During the pre-Inca period, people lived in clans, which formed great tribes, some allied with each other to form powerful confederations, as the Confederation of Quito. But none of these confederations could resist the formidable momentum of the Tawantinsuyu. The invasion of the Incas in the 21st century was very painful and bloody. However, once occupied by the Quito hosts of Huayna Capac (1593–1595), the Incas developed an extensive administration and began the colonization of the region. The pre-Columbian era can be divided up into four eras: the Pre-ceramic Period, the Formative Period, the Period of Regional Development and the Period of Integration and the Arrival of the Incas.
The Pre-ceramic period begins with the end of the first ice-age and continued until 4200BC. The Las Vegas culture and The Inga Cultures dominated this period. The Las Vegas culture lived on the Santa Elena Peninsula on the coast of Ecuador between 9, 000-6, 000 BC. The earliest people were hunter-gatherers and fishermen. Around 6, 000 BC cultures in the region were among the first to begin farming. The Ingas lived in the Sierra near present-day Quito between 9000 and 8000 BC along an ancient trade route.
During the Formative Period, people of the region moved from hunter-gathering and simple farming into a more developed society, with permanent developments, an increase in agriculture and the use of ceramics. New cultures included the Machalilla culture, Valdivia, Chorrera in the coast; Cotocollao, The Chimba in the sierra; and Pastaza, Chiguaza in the eastern region. The Valdivia culture is the first culture where significant remains have been discovered. Their civilization dates back as early as 3500 B.C. Living in the area near The Valdivias, they were the first Americans to use pottery. They navigated the seas and established a trade network with tribes in the Andes and the Amazon. Succeeding the Valdivia, the Machallia culture were a farming culture who thrived along the coast of Ecuador between the 2nd and 1st millennia BC. These appear to be the earliest people to cultivate maize in this part of South America. Existing in the late formative period the Chorrera culture lived in the Andes and Coastal Regions of Ecuador between 1000 and 300 BC.
Period of Regional Development
The period of Regional Development is identified for the first time the regional differences in the territorial or political and social organization of people that formed. Among the main towns of this period were the cultures: Jambelí, Guangala, Bahia, Tejar-Daule, La Tolita, Jama Coaque in the coast of Ecuador, in the sierras the Cerro Narrío Alausí; and in the Ecuadorian Amazon jungle the Tayos.

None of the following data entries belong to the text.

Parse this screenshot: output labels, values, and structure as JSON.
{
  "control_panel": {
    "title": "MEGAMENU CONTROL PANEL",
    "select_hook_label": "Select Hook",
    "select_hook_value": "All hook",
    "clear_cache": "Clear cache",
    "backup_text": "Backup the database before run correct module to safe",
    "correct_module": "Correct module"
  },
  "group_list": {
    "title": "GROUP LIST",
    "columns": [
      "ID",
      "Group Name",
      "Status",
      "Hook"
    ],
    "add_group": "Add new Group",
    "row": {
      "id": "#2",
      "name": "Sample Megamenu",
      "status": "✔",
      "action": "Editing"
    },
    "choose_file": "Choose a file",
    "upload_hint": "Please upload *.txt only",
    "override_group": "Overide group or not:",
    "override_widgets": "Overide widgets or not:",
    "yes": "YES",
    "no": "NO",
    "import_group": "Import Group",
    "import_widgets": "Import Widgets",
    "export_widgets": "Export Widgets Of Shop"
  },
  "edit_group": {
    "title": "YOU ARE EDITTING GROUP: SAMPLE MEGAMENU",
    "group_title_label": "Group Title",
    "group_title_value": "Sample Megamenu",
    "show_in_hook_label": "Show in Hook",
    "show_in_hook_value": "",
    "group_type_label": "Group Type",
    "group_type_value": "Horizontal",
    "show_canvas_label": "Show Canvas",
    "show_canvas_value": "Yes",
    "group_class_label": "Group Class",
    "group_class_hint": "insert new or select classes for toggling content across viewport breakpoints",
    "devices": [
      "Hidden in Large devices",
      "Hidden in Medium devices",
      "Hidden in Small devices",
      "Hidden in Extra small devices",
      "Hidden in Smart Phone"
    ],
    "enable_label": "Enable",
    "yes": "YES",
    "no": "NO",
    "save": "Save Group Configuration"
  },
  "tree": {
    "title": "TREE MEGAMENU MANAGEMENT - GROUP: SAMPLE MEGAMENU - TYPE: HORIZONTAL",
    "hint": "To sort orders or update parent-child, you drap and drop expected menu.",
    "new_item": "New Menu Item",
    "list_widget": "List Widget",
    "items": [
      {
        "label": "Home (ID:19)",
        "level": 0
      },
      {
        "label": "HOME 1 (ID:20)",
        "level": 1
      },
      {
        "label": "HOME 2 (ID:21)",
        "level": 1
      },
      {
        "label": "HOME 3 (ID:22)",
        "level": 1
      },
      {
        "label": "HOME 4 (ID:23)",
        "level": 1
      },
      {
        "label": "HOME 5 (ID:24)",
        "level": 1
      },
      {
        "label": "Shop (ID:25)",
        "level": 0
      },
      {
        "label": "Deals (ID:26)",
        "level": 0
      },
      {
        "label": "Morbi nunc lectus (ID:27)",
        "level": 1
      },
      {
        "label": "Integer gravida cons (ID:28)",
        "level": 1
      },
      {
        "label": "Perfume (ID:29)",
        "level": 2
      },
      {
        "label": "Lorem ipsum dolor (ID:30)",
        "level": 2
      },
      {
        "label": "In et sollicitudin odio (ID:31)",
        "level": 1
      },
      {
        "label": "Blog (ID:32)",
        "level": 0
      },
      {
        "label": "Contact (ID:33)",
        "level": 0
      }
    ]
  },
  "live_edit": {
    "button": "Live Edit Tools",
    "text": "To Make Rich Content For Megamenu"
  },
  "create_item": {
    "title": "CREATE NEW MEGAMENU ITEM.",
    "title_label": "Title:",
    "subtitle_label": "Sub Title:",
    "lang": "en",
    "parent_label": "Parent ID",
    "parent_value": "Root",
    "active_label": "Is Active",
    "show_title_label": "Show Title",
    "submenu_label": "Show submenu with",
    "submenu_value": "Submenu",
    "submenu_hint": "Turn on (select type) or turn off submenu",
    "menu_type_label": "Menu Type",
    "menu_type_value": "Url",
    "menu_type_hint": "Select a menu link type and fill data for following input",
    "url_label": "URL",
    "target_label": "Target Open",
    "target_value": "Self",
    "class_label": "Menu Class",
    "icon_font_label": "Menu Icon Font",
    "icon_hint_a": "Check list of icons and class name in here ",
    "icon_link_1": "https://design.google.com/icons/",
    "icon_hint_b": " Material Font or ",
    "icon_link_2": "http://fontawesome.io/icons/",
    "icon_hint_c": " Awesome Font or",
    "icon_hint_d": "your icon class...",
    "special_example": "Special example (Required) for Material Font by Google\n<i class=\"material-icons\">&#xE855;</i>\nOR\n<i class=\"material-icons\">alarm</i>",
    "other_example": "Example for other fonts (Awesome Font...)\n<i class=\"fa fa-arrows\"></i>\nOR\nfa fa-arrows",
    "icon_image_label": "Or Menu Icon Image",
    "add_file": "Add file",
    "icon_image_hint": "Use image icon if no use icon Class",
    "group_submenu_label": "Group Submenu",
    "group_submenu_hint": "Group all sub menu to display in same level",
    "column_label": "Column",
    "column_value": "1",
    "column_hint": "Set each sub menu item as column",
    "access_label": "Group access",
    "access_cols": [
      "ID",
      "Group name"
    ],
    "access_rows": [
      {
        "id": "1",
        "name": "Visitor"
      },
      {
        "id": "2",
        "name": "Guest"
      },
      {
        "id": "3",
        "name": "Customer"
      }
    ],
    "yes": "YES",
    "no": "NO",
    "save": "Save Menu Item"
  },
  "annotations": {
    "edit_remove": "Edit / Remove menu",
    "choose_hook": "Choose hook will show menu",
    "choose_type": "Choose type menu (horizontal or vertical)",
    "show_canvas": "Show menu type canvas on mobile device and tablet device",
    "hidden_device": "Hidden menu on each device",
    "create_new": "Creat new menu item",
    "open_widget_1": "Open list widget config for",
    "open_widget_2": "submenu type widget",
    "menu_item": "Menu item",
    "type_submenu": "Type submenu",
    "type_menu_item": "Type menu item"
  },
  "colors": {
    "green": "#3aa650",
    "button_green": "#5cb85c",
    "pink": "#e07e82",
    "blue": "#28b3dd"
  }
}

The figurine of 300 BC – 500 AD) La Chimba is the site of the earliest ceramic northern Andes, north of Quito, and is representative of the Formative Period in its final stage. Its inhabitants contacted several villages on the coast and the mountains, keeping close proximity to the Cotocollao culture, located on the plateau of Quito and its surrounding valleys. The Bahia culture occupied the area that stretches from the foothills of the Andes to the Pacific Ocean, and from Bahía de Caráquez, to the south of Manabi. The Jama-Coaque culture inhabited areas between Cabo San Francisco in Esmeraldas, to Bahía de Caráquez, in Manabi, in an area of wooded hills and vast beaches of their immigrant who facilitated the gathering of resources of both the jungle and the ocean.
La Tolita culture
The La Tolita developed in the coastal region of Southern Colombia and Northern Ecuador between 600 bc and 200 AD. A Number of archaeological sites have been discovered and show the highly artistic nature of this culture. Artifacts are characterized by gold jewelry, beautiful anthropomorphous masks and figurines that reflect a hierarchical society with complex ceremonies.

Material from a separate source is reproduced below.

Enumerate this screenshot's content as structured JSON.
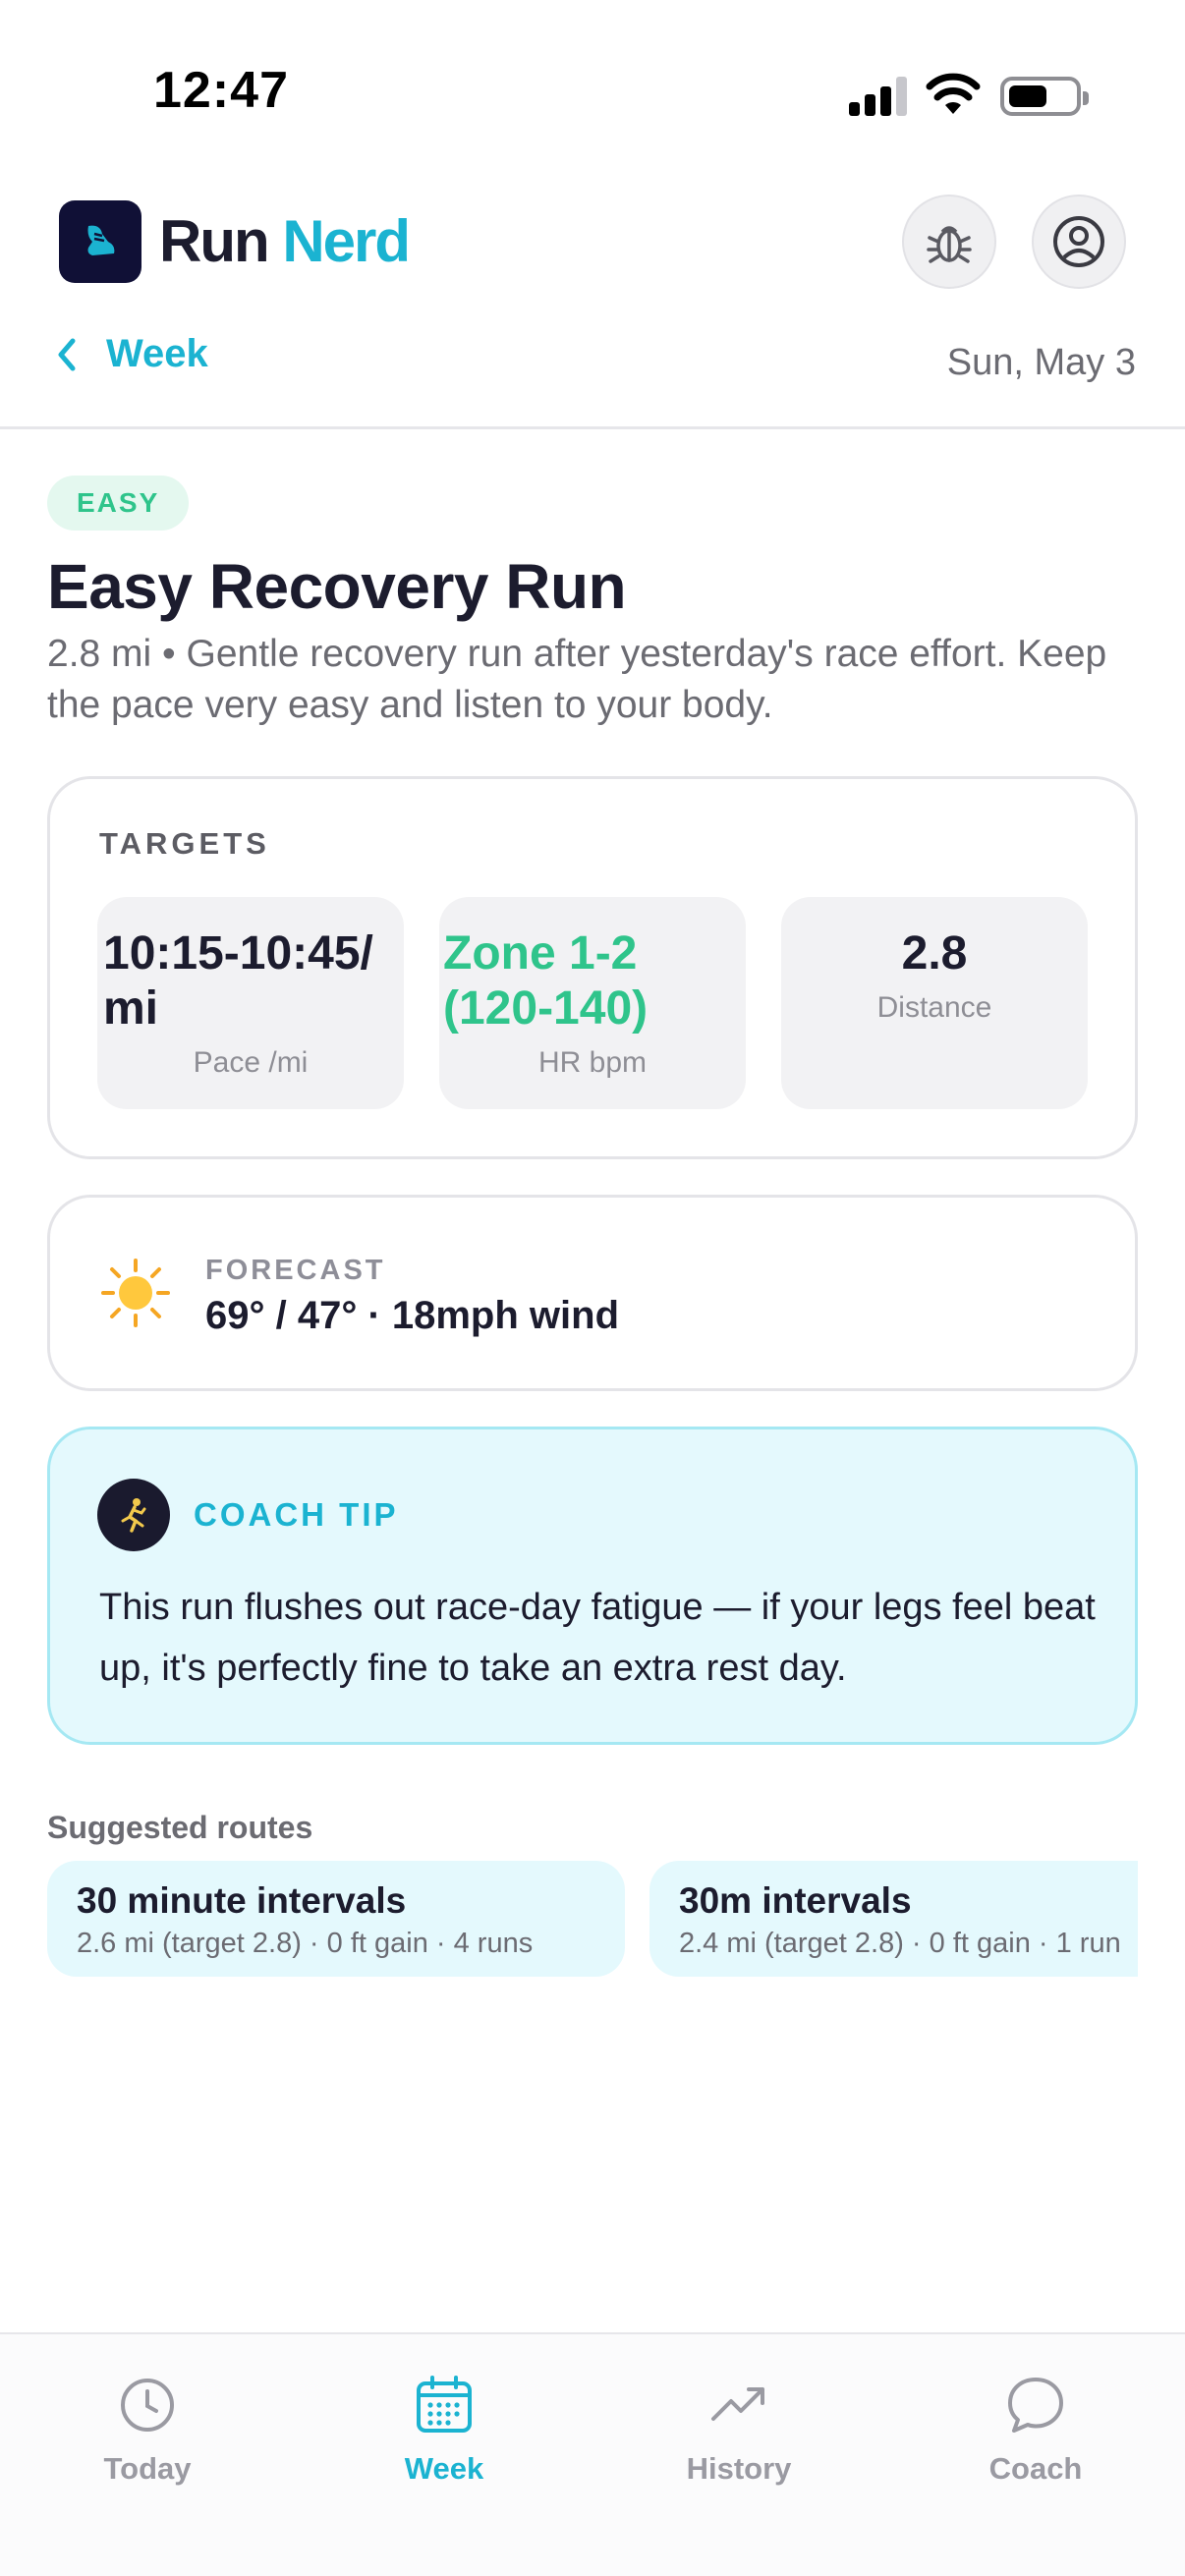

Period of Integration and the arrival of the IncaIngapirca Ruins near Cuenca
Tribes throughout Ecuador integrated during this period. They created better housing that allowed them to improve their living conditions and no longer be subject to the climate. In the mountains Cosangua-Píllaro, the Capulí and Piartal-Tuza cultures arose, in the eastern region was the Yasuní Phase while the Milagro, Manteña and Huancavilca cultures developed on the coast.

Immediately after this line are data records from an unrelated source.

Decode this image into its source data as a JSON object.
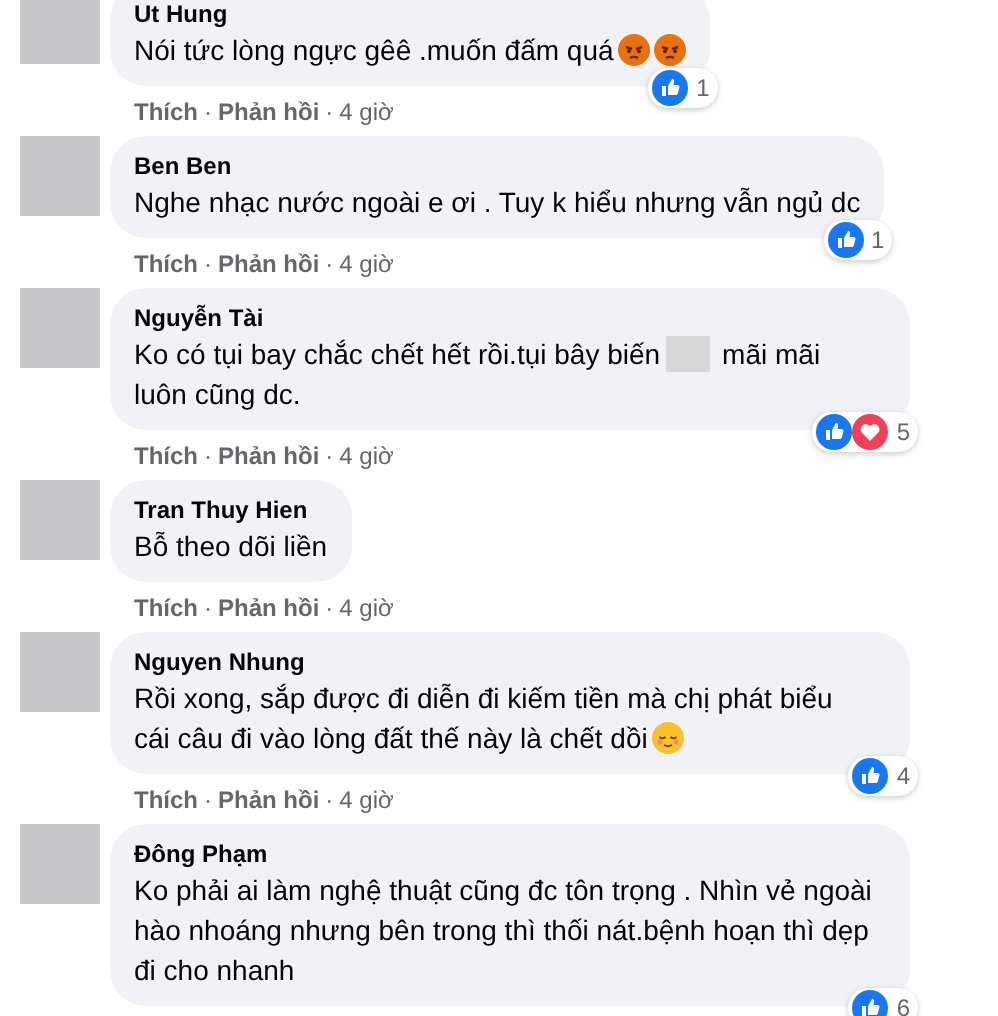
{
  "comments": [
    {
      "author": "Ut Hung",
      "body": [
        {
          "kind": "text",
          "text": "Nói tức lòng ngực gêê .muốn đấm quá"
        },
        {
          "kind": "angry_emoji"
        },
        {
          "kind": "angry_emoji"
        }
      ],
      "reactions": [
        {
          "kind": "like"
        }
      ],
      "reaction_count": "1",
      "actions": [
        {
          "kind": "link",
          "text": "Thích"
        },
        {
          "kind": "separator",
          "text": "·"
        },
        {
          "kind": "link",
          "text": "Phản hồi"
        },
        {
          "kind": "separator",
          "text": "·"
        },
        {
          "kind": "time",
          "text": "4 giờ"
        }
      ]
    },
    {
      "author": "Ben Ben",
      "body": [
        {
          "kind": "text",
          "text": "Nghe nhạc nước ngoài e ơi . Tuy k hiểu nhưng vẫn ngủ dc"
        }
      ],
      "reactions": [
        {
          "kind": "like"
        }
      ],
      "reaction_count": "1",
      "actions": [
        {
          "kind": "link",
          "text": "Thích"
        },
        {
          "kind": "separator",
          "text": "·"
        },
        {
          "kind": "link",
          "text": "Phản hồi"
        },
        {
          "kind": "separator",
          "text": "·"
        },
        {
          "kind": "time",
          "text": "4 giờ"
        }
      ]
    },
    {
      "author": "Nguyễn Tài",
      "body": [
        {
          "kind": "text",
          "text": "Ko có tụi bay chắc chết hết rồi.tụi bây biến"
        },
        {
          "kind": "redaction"
        },
        {
          "kind": "text",
          "text": "mãi mãi"
        },
        {
          "kind": "text",
          "text": "luôn cũng dc."
        }
      ],
      "reactions": [
        {
          "kind": "like"
        },
        {
          "kind": "love"
        }
      ],
      "reaction_count": "5",
      "actions": [
        {
          "kind": "link",
          "text": "Thích"
        },
        {
          "kind": "separator",
          "text": "·"
        },
        {
          "kind": "link",
          "text": "Phản hồi"
        },
        {
          "kind": "separator",
          "text": "·"
        },
        {
          "kind": "time",
          "text": "4 giờ"
        }
      ]
    },
    {
      "author": "Tran Thuy Hien",
      "body": [
        {
          "kind": "text",
          "text": "Bỗ theo dõi liền"
        }
      ],
      "actions": [
        {
          "kind": "link",
          "text": "Thích"
        },
        {
          "kind": "separator",
          "text": "·"
        },
        {
          "kind": "link",
          "text": "Phản hồi"
        },
        {
          "kind": "separator",
          "text": "·"
        },
        {
          "kind": "time",
          "text": "4 giờ"
        }
      ]
    },
    {
      "author": "Nguyen Nhung",
      "body": [
        {
          "kind": "text",
          "text": "Rồi xong, sắp được đi diễn đi kiếm tiền mà chị phát biểu"
        },
        {
          "kind": "text",
          "text": "cái câu đi vào lòng đất thế này là chết dồi"
        },
        {
          "kind": "relieved_emoji"
        }
      ],
      "reactions": [
        {
          "kind": "like"
        }
      ],
      "reaction_count": "4",
      "actions": [
        {
          "kind": "link",
          "text": "Thích"
        },
        {
          "kind": "separator",
          "text": "·"
        },
        {
          "kind": "link",
          "text": "Phản hồi"
        },
        {
          "kind": "separator",
          "text": "·"
        },
        {
          "kind": "time",
          "text": "4 giờ"
        }
      ]
    },
    {
      "author": "Đông Phạm",
      "body": [
        {
          "kind": "text",
          "text": "Ko phải ai làm nghệ thuật cũng đc tôn trọng . Nhìn vẻ ngoài hào nhoáng nhưng bên trong thì thối nát.bệnh hoạn thì dẹp đi cho nhanh"
        }
      ],
      "reactions": [
        {
          "kind": "like"
        }
      ],
      "reaction_count": "6"
    }
  ]
}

The Manteños were the last of the pre-Columbian cultures in the coastal region existing between 600–1534. They were the first to witness the arrival of Spanish ships sailing in the surrounding Pacific Ocean. According to archaeological evidence and Spanish chronicles the civilization existed from Bahia de Caraquez to Cerro de Hojas in the south. They were excellent weavers, produced textiles, articles of gold, silver spondylus shells and mother of pearls. The manteños mastered the seas and created an extensive trade routes as far as Chile to the south and Western Mexico to the north. The center of the culture was in the area of Manta which was named in their honor.